Seperti diketahui, teori perkembangan intelektual atau filsafat belajar Jean Piaget telah dikenal luas di kalangan ilmuwan khususnya ilmuwan pendidikan. Pada dasarnya ada empat konsep dasar Jean Piaget yang dapat diaplikasikan pada pendidikan dalam berbagai bentuk dan bidang studi, yang berimplikasi pada organisasi lingkungan pendidikan. Keempat konsep dasar tersebut adalah : 1) Skemata, dipandang sebagai kumpulan konsep atau kategori yang digunakan individu ketika berinteraksi dengan lingkungan, merupakan struktur kognitif yang selalu berkembang dan berubah karena asimilasi dan akomodasi, 2) Asimilasi, merupakan proses kognitif individu dalam usahanya untuk mengadaptasikan diri dengan lingkungannya, terjadi secara kontinyu, berlangsung terus-menerus dalam perkembangan kehidupan intelektual seseorang, 3) Akomodasi, merupakan suatu proses struktur kognitif yang berlangsung sesuai dengan pengalaman baru. Proses kognitif tersebut menghasilkan terbentuknya skemata baru dan berubahnya skemata lama. Di sini tampak terjadi perubahan secara kuantitatif, sedangkan pada asimilasi terjadi perubahan secara kualititatif. Dengan perkataan lain, asimilasi bersama-sama akomodasi secara terkoordinasi dan terintegrasi menjadi penyebab terjadinya adaptasi intelektual dan perkembangan struktur intelektual, 4) Keseimbangan (Equilibrium), merupakan proses adaptasi terhadap lingkungan dimana individu berusaha untuk mencapai struktur mental atau skemata yang stabil. Stabil dalam artian bahwa terjadi keseimbangan antara proses asimilasi dan proses akomodasi. (Senduk, 185 : )

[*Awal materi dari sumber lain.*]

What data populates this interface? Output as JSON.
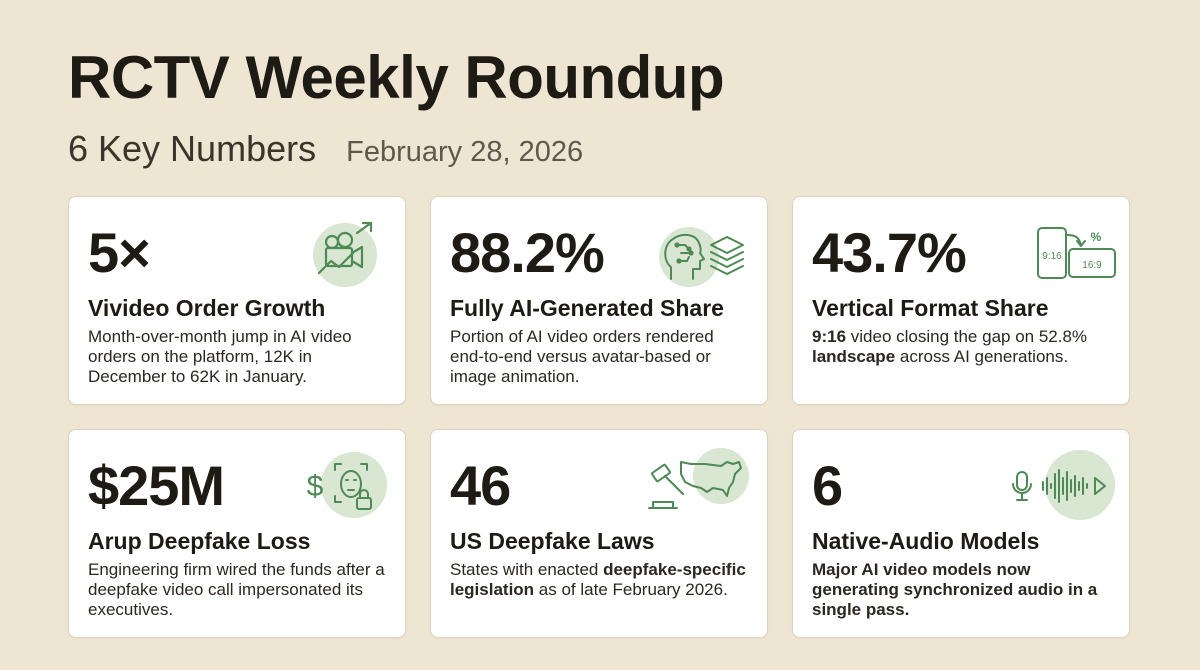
{
  "header": {
    "title": "RCTV Weekly Roundup",
    "subtitle": "6 Key Numbers",
    "date": "February 28, 2026"
  },
  "cards": [
    {
      "value": "5×",
      "label": "Vivideo Order Growth",
      "description": "Month-over-month jump in AI video orders on the platform, 12K in December to 62K in January.",
      "icon": "video-camera-growth-icon"
    },
    {
      "value": "88.2%",
      "label": "Fully AI-Generated Share",
      "description": "Portion of AI video orders rendered end-to-end versus avatar-based or image animation.",
      "icon": "ai-head-layers-icon"
    },
    {
      "value": "43.7%",
      "label": "Vertical Format Share",
      "description_parts": [
        "9:16",
        " video closing the gap on 52.8% ",
        "landscape",
        " across AI generations."
      ],
      "icon": "aspect-ratio-icon",
      "icon_text": {
        "portrait": "9:16",
        "landscape": "16:9",
        "percent": "%"
      }
    },
    {
      "value": "$25M",
      "label": "Arup Deepfake Loss",
      "description": "Engineering firm wired the funds after a deepfake video call impersonated its executives.",
      "icon": "deepfake-face-lock-icon",
      "icon_text": {
        "dollar": "$"
      }
    },
    {
      "value": "46",
      "label": "US Deepfake Laws",
      "description_parts": [
        "States with enacted ",
        "deepfake-specific legislation",
        " as of late February 2026."
      ],
      "icon": "gavel-us-map-icon"
    },
    {
      "value": "6",
      "label": "Native-Audio Models",
      "description": "Major AI video models now generating synchronized audio in a single pass.",
      "icon": "microphone-waveform-play-icon"
    }
  ],
  "colors": {
    "background": "#efe5d3",
    "card": "#ffffff",
    "accent_green": "#4e8a55",
    "icon_circle": "#d9e6d2",
    "text": "#1e1a14"
  }
}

Berdasarkan teori perkembangan tersebut diatas, seorang guru yang berhasil terpilih menjadi kepala sekolah dengan skemata yang dimiliknya akan mengalami proses asimiliasi dan akomodasi sampai memperoleh keseimbangan sehingga guru tersebut mencapai struktur mental atau skemata yang stabil sebagai kepala sekolah. Peran barunya sebagai kepala sekolah menuntut perkembangan skematanya.

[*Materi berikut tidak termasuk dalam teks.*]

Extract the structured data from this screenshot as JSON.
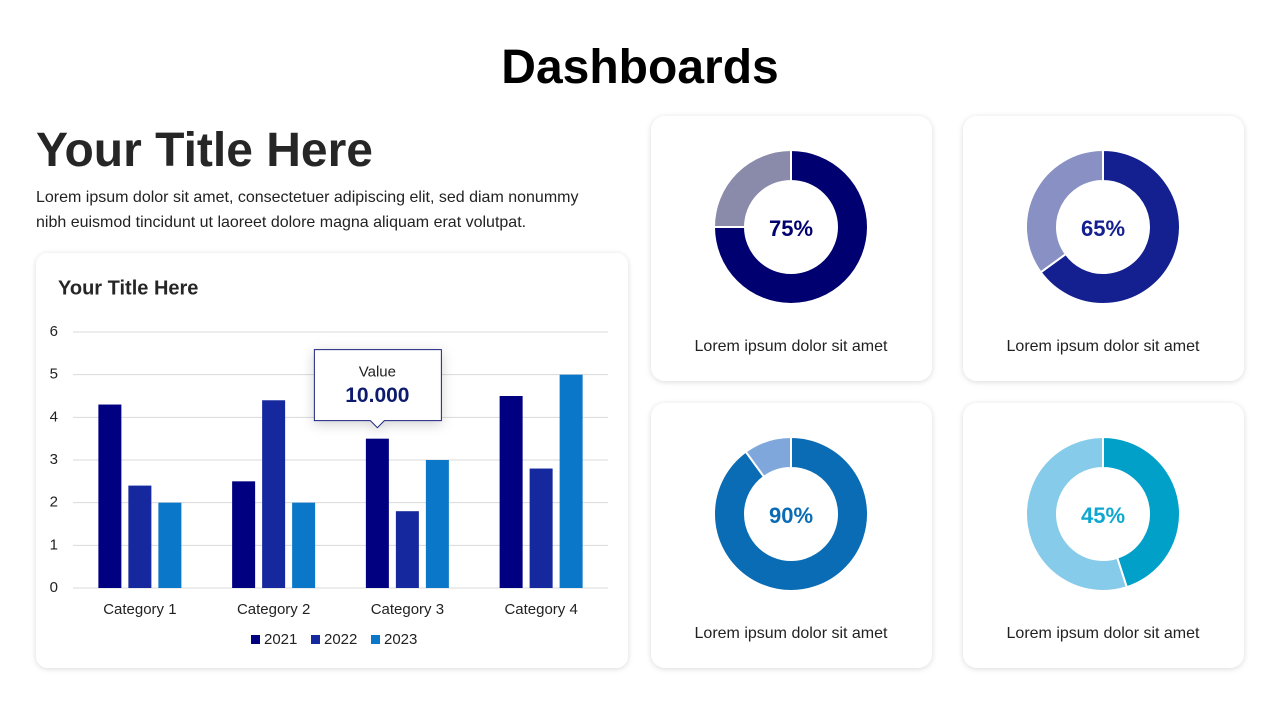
{
  "title": "Dashboards",
  "heading": "Your Title Here",
  "body": "Lorem ipsum dolor sit amet, consectetuer adipiscing elit, sed diam nonummy nibh euismod tincidunt ut laoreet dolore magna aliquam erat volutpat.",
  "chart_data": [
    {
      "type": "bar",
      "title": "Your Title Here",
      "categories": [
        "Category 1",
        "Category 2",
        "Category 3",
        "Category 4"
      ],
      "series": [
        {
          "name": "2021",
          "color": "#000080",
          "values": [
            4.3,
            2.5,
            3.5,
            4.5
          ]
        },
        {
          "name": "2022",
          "color": "#15289e",
          "values": [
            2.4,
            4.4,
            1.8,
            2.8
          ]
        },
        {
          "name": "2023",
          "color": "#0a77c8",
          "values": [
            2.0,
            2.0,
            3.0,
            5.0
          ]
        }
      ],
      "ylim": [
        0,
        6
      ],
      "yticks": [
        0,
        1,
        2,
        3,
        4,
        5,
        6
      ],
      "grid": true,
      "legend": "bottom",
      "annotation": {
        "title": "Value",
        "text": "10.000"
      }
    },
    {
      "type": "donut",
      "values": [
        75,
        25
      ],
      "colors": [
        "#000070",
        "#8a8aaa"
      ],
      "label": "75%",
      "label_color": "#000070",
      "caption": "Lorem ipsum dolor sit amet"
    },
    {
      "type": "donut",
      "values": [
        65,
        35
      ],
      "colors": [
        "#142090",
        "#8890c4"
      ],
      "label": "65%",
      "label_color": "#142090",
      "caption": "Lorem ipsum dolor sit amet"
    },
    {
      "type": "donut",
      "values": [
        90,
        10
      ],
      "colors": [
        "#0a6cb4",
        "#7fa7dc"
      ],
      "label": "90%",
      "label_color": "#0a6cb4",
      "caption": "Lorem ipsum dolor sit amet"
    },
    {
      "type": "donut",
      "values": [
        45,
        55
      ],
      "colors": [
        "#00a0c8",
        "#87cbea"
      ],
      "label": "45%",
      "label_color": "#0fa7cf",
      "caption": "Lorem ipsum dolor sit amet"
    }
  ]
}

Berbagai pustaka menunjukkan pentingnya kompetensi profesional kepala sekolah dalam semua jenjang dan jenis pendidikan agar mereka mampu dan dapat melaksanakan fungsinya. Kompetensi atau kemampuan yang mereka miliki itu diharapkan menguatkan atau melandasi peranan dan tanggung jawabnya sebagai administrator, manajer, pemimpin, dan supervisor pendidikan. Kepala sekolah memerlukan kompetensi administrasi manajemen, kepemimpinan, dan supervisi pendidikan, karena peran mereka sehari-hari dalam mengelola dan memimpin sekolah. (Mantja, 2007:3). Sedangkan Sergiovanni (1987) menekankan kompetensi kepala sekolah berdasarkan peran utamanya: statesperson leadership, educational leadership, organizational leadership, administrative leadership, supervisory leadership dan team leadership. Jadi, salah satu peran ganda seorang Kepala sekolah adalah menjadi seorang supervisor.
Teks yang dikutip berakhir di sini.